Existe uma falha de literacia mediática no clero, que é transversal à sociedade, é um ponto de partida crucial. Há dificuldade em perceber que o ambiente digital deve ser espelho daquilo que acontece no ambiente físico. Esta dissociação é perigosa. Vemos o seu reflexo no fenómeno de presbíteros com mais seguidores nas suas páginas pessoais do que as paróquias que servem, indiciando uma sobreposição da personalidade digital sobre a missão comunitária. A questão não é a presença, mas o propósito dessa presença.

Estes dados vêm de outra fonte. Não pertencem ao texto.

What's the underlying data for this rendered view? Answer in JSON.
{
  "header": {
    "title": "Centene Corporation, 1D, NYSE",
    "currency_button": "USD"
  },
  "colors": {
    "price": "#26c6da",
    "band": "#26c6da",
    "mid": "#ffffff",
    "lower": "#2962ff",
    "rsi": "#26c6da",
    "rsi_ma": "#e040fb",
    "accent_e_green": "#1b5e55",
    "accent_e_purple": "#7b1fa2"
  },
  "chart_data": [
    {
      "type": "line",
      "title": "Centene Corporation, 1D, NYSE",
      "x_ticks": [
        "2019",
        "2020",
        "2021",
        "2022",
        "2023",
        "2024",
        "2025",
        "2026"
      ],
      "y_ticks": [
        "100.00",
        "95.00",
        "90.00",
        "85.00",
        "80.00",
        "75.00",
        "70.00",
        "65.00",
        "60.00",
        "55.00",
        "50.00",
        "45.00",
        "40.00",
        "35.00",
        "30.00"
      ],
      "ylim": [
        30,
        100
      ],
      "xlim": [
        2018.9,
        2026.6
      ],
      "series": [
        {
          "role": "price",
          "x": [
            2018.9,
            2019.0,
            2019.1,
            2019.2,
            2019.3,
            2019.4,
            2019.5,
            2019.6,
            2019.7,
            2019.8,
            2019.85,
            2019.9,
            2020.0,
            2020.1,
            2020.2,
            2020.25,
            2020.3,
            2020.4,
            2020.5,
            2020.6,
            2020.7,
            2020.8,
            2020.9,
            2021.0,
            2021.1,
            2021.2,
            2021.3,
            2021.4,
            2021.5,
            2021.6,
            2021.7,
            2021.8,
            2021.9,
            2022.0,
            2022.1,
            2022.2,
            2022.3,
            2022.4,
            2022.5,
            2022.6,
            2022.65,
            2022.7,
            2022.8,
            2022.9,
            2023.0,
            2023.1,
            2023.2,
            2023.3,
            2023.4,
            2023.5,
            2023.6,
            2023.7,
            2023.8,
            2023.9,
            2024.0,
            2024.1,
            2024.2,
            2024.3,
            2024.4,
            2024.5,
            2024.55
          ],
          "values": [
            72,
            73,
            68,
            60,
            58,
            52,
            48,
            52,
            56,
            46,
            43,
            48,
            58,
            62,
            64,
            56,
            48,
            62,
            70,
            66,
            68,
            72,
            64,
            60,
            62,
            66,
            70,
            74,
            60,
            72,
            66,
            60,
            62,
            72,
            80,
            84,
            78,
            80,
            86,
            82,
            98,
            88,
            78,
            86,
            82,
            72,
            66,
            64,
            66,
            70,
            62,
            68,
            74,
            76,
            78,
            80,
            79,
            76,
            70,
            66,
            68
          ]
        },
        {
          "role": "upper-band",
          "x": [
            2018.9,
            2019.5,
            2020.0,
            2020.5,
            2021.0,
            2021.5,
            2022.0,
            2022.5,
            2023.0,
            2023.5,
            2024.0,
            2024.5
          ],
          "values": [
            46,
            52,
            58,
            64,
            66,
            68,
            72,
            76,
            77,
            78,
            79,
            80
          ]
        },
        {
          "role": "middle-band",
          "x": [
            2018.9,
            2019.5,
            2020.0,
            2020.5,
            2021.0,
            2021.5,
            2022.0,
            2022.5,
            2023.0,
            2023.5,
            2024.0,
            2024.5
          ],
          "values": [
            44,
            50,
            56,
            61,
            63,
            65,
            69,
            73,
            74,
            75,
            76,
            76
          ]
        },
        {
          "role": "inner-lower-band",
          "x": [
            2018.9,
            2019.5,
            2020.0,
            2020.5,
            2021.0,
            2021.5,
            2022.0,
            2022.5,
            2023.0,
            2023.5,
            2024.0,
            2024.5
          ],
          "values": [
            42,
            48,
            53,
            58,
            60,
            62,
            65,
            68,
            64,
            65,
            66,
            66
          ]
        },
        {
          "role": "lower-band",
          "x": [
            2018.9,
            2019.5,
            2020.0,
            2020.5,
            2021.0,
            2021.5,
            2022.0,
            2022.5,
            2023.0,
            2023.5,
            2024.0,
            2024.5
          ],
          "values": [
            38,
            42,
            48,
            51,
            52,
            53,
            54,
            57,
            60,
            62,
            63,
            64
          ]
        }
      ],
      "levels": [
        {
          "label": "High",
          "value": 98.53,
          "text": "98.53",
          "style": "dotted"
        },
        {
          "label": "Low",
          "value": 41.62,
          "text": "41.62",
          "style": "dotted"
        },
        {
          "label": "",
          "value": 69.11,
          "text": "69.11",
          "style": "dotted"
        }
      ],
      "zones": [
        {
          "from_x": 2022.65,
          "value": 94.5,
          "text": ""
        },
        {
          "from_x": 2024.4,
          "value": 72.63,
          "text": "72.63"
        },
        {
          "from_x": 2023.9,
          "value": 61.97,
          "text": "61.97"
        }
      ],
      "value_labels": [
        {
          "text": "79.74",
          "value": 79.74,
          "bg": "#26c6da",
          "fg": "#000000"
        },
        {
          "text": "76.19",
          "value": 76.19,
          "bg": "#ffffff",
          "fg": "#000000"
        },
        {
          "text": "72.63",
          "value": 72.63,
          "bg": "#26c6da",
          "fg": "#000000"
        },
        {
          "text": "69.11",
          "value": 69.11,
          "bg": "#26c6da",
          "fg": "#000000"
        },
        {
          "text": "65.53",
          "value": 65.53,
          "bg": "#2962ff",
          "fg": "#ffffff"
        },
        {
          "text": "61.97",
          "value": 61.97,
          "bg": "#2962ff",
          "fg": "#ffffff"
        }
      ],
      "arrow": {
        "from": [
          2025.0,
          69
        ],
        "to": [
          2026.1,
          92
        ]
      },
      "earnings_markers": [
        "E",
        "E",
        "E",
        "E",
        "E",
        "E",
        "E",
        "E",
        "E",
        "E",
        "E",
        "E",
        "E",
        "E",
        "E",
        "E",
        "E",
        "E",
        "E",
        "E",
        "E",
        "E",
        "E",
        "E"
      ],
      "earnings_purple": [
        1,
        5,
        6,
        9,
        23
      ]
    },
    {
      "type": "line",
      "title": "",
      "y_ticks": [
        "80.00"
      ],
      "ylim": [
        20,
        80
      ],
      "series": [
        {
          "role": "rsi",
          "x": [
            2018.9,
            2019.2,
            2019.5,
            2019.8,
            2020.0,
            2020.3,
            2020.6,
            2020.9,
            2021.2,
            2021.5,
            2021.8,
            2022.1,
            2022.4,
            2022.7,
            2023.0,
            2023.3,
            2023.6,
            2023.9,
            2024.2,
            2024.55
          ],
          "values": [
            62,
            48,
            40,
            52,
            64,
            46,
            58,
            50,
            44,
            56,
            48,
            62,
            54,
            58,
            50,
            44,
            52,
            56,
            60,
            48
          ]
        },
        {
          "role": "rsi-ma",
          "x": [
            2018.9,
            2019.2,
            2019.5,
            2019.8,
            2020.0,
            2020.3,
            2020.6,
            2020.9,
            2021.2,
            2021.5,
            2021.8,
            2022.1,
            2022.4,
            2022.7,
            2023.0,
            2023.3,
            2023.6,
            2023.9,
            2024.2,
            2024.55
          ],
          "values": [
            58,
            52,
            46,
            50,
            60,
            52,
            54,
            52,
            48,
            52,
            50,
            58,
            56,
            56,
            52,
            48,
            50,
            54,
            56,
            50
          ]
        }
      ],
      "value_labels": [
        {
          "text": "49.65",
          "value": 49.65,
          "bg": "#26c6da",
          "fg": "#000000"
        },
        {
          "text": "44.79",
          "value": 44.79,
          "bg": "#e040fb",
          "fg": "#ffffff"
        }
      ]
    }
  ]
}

O mais preocupante, contudo, é a qualidade do conteúdo partilhado. O púlpito digital, por vezes, transforma-se num palco para discursos de ódio, divergências do próprio bispo, da própria Santa Sé. A ausência de filtros e a impulsividade das redes sociais fazem com que alguns clérigos atuem “sem travões”, dizendo no espaço virtual o que não diriam no ambiente físico da paróquia. Esta dualidade revela uma profunda incompreensão da natureza do meio: o digital não é um jogo, é real. As palavras online ferem, alegram, dividem e unem com a mesma força que as palavras proferidas em presença.
A incompreensível relutância em transmitir uma homilia, um conteúdo pastoral ponderado e preparado, contrasta com a facilidade em partilhar opiniões pessoais, por vezes polémicas e divisivas, que têm um impacto muito superior. Isto demonstra que o desafio não é tecnológico, mas teológico e pastoral.
A evangelização deve ser um “contínuo”, extravasando o reduto do fim de semana. A missão da Igreja acontece onde as pessoas estão, e hoje, elas estão massivamente online. A solução não passa por proibir ou temer, mas por formar. É imperativo dotar o clero de uma verdadeira competência mediática, que vá além do simples ‘postar’ e ensine a comunicar a mensagem do Evangelho de forma autêntica, construtiva e fiel, neste novo e vasto areópago.
O desafio não é apenas estar online, mas saber como estar, para que o púlpito digital não se torne um lugar de ruído, mas um verdadeiro espaço de encontro com a Palavra.